A properly tuned isolation system in Dunedin can reduce peak floor accelerations by more than half, protecting both structural elements and the contents that represent the bulk of the building's insured value.
Methodology applied in Dunedin
Local geotechnical conditions in Dunedin
A 14-storey residential tower on the one-way street grid near the Octagon was conceived with a fixed-base lateral system—until the geotechnical investigation revealed a buried paleochannel filled with compressible silts. The structural engineer's initial model showed interstory drifts exceeding 2.5 percent under the 1-in-500-year event, well beyond the NZS 1170.5 limit. Retrofitting the design with a base isolation plane dropped those drifts below 0.8 percent and eliminated the need for heavily reinforced shear walls that would have compromised the ground-floor retail layout. The cost shift was not trivial—the isolators and moat added roughly 6 percent to the structural budget—but the developer recovered that through faster consenting and a 15 percent reduction in the earthquake insurance premium. The lesson is that Dunedin's variable geology can make isolation the economical choice, not just the performance choice, once total project cost is tallied.
Our services
Our base isolation work in Dunedin covers the full design chain—from site characterisation and isolator selection through to prototype testing oversight and peer review for consenting.
Isolation system design & modelling
Nonlinear time-history analysis with lead-rubber or friction pendulum bearings, matched to site-specific spectra derived from probabilistic seismic hazard assessment. Includes moat wall detailing, service penetrations across the isolation plane, and uplift restraint where tension demands appear.
Prototype testing & construction phase support
We specify the test protocol per ISO 22762, witness full-scale bearing tests at the manufacturer's facility, and review the hysteresis loops against design properties. During installation we verify pad flatness, bolt torque, and final isolator alignment before the superstructure is cast.
Common questions
What is the approximate cost range for base isolation design on a typical Dunedin commercial building?

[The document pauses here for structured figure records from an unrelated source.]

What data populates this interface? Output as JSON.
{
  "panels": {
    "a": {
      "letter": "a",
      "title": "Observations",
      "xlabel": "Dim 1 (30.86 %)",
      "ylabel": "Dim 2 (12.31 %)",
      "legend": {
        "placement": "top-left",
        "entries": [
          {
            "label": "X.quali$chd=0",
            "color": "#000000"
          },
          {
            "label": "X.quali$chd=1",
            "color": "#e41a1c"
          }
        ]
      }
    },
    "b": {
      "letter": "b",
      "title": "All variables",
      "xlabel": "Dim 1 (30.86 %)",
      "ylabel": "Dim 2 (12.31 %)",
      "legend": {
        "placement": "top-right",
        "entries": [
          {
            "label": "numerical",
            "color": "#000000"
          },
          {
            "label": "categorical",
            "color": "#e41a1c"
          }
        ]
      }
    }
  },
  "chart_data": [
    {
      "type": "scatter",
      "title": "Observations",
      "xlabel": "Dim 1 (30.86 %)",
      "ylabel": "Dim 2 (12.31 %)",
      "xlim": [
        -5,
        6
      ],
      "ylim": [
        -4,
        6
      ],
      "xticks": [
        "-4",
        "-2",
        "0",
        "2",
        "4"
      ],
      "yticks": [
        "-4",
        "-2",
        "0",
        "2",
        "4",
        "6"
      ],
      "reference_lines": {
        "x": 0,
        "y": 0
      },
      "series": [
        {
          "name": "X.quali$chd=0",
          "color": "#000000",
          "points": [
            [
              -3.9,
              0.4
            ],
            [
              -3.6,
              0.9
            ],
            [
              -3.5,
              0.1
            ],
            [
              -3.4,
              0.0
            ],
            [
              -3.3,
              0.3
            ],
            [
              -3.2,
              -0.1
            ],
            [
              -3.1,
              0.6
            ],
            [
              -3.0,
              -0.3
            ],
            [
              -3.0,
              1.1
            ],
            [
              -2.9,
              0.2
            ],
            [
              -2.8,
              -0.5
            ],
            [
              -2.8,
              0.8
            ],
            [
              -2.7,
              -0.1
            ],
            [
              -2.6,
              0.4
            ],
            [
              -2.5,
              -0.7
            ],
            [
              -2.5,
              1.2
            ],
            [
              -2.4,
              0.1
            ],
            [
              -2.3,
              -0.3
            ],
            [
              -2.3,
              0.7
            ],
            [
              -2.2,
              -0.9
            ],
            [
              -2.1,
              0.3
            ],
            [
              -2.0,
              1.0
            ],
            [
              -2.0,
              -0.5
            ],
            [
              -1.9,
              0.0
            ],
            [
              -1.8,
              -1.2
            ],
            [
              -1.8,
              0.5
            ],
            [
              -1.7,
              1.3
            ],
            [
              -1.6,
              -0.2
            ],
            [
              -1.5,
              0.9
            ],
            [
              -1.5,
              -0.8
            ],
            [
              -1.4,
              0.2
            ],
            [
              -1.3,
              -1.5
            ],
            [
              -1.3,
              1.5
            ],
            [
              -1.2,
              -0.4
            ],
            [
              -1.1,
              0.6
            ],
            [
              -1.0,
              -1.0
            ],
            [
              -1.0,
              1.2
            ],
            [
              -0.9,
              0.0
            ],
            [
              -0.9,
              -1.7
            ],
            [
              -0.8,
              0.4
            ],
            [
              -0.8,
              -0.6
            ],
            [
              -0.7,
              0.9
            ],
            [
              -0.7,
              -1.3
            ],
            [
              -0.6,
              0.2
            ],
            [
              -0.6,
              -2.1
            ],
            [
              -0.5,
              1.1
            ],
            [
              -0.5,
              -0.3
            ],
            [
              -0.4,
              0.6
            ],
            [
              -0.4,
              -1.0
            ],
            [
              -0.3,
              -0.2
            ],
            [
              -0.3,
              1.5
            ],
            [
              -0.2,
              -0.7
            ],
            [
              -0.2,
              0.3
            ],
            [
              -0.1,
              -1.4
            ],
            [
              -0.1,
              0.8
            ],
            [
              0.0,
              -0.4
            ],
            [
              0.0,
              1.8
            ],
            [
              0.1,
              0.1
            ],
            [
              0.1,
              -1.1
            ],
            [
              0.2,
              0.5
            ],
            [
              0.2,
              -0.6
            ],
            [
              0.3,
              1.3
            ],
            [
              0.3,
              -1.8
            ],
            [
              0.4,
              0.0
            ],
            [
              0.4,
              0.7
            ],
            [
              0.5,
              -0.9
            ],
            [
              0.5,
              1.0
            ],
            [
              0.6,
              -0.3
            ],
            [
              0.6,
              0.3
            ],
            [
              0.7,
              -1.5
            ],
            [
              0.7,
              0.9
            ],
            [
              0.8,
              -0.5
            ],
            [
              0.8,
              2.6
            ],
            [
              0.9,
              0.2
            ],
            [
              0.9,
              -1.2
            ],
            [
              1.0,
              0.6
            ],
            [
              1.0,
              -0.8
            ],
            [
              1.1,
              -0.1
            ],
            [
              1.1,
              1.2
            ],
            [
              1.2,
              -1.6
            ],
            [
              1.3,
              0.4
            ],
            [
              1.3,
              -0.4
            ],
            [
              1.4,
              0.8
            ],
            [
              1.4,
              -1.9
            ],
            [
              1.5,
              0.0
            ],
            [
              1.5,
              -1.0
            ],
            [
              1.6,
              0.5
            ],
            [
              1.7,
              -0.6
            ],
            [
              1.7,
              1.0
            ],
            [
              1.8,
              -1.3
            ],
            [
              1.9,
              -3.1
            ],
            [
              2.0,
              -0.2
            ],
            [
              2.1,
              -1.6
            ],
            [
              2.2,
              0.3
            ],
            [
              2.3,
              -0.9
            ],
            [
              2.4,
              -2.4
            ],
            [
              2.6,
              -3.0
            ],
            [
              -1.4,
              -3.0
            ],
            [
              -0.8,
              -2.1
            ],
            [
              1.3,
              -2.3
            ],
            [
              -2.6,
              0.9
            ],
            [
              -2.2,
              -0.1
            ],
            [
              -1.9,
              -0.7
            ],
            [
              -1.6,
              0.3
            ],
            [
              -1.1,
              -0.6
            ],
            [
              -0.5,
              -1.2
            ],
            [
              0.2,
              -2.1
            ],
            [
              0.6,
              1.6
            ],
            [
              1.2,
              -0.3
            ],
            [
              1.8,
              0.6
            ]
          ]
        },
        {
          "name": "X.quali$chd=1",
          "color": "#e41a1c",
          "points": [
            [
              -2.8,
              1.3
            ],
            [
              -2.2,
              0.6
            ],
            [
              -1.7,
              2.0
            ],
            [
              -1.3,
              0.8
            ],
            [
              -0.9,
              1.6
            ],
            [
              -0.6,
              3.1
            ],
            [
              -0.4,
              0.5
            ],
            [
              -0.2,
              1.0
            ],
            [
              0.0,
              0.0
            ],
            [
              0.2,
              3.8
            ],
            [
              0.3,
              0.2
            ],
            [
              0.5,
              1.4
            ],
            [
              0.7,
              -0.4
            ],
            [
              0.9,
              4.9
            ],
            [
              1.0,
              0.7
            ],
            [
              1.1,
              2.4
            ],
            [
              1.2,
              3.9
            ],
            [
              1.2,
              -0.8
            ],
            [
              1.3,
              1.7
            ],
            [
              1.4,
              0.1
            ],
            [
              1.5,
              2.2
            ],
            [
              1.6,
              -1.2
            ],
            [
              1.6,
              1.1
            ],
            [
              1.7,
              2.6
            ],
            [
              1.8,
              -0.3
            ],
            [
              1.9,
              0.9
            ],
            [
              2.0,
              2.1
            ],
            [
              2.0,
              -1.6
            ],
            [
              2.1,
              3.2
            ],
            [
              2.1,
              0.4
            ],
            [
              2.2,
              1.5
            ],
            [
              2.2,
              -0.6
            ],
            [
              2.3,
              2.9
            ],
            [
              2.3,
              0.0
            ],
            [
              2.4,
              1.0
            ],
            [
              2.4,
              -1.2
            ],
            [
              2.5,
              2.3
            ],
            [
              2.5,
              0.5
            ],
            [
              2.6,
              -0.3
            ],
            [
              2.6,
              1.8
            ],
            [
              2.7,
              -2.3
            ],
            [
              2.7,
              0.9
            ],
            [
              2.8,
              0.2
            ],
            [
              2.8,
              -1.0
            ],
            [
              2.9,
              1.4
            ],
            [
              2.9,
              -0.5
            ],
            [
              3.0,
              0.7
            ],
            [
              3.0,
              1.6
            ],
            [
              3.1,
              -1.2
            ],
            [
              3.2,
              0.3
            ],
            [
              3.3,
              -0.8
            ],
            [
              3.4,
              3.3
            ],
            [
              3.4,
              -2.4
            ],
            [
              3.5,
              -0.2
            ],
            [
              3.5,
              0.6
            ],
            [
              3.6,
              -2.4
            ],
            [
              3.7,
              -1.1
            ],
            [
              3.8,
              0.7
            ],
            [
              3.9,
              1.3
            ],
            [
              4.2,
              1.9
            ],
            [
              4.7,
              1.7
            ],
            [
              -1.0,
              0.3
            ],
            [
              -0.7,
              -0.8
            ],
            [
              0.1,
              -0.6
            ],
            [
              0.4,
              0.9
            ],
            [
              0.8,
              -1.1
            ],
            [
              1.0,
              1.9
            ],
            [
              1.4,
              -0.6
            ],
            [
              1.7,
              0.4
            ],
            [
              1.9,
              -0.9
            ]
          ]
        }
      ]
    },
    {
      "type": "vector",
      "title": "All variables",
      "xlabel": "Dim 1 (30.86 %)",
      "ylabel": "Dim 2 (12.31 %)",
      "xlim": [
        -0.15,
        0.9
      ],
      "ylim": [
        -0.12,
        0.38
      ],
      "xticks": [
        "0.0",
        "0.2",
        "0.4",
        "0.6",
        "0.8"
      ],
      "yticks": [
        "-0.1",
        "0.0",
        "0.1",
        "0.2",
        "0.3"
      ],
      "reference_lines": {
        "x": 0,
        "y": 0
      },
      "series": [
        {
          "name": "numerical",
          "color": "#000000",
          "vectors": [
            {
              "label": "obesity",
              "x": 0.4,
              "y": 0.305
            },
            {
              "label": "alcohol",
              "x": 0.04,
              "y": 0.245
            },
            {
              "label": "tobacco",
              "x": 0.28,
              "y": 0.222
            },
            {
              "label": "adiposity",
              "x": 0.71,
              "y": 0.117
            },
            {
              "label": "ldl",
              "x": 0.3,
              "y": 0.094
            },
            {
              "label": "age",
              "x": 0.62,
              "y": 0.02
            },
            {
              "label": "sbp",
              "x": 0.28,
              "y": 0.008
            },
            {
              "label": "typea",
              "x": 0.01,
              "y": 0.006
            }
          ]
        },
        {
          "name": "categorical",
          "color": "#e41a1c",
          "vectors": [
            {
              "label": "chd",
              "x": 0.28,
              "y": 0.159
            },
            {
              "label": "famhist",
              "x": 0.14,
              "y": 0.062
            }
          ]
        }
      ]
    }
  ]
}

For a mid-rise commercial project the design and peer review fees for the isolation system typically fall between NZ$6,030 and NZ$14,080, depending on the number of isolators, the complexity of the time-history analysis, and the prototype testing scope. This covers the structural engineering of the isolation plane and moat but excludes the manufacture and supply of the bearings themselves.
Does Dunedin's geology favour lead-rubber bearings or friction pendulum systems?
Both systems perform well here, but the choice depends on the site period. Friction pendulums offer a longer effective period with a smaller plan footprint, which is useful on the soft alluvial sites common near the harbour. Lead-rubber bearings provide inherent damping and recentering force that suits stiffer basalt sites where displacement control is the priority.
How do you verify that the isolators will perform as designed during an earthquake?
Every bearing type undergoes full-scale prototype testing at an ISO 17025-accredited laboratory. The test protocol applies three fully reversed cycles at the maximum considered earthquake displacement, plus additional cycles at wind and service-level displacements, to confirm the force-displacement loop matches the design model.
What impact does base isolation have on the building consent process in Dunedin?
A peer review of the isolation design is typically required as part of the consent application. We prepare a design features report that walks the reviewer through the hazard model, ground motion selection, isolator properties, and prototype test results, which generally accelerates the consent timeline by addressing technical queries before they arise.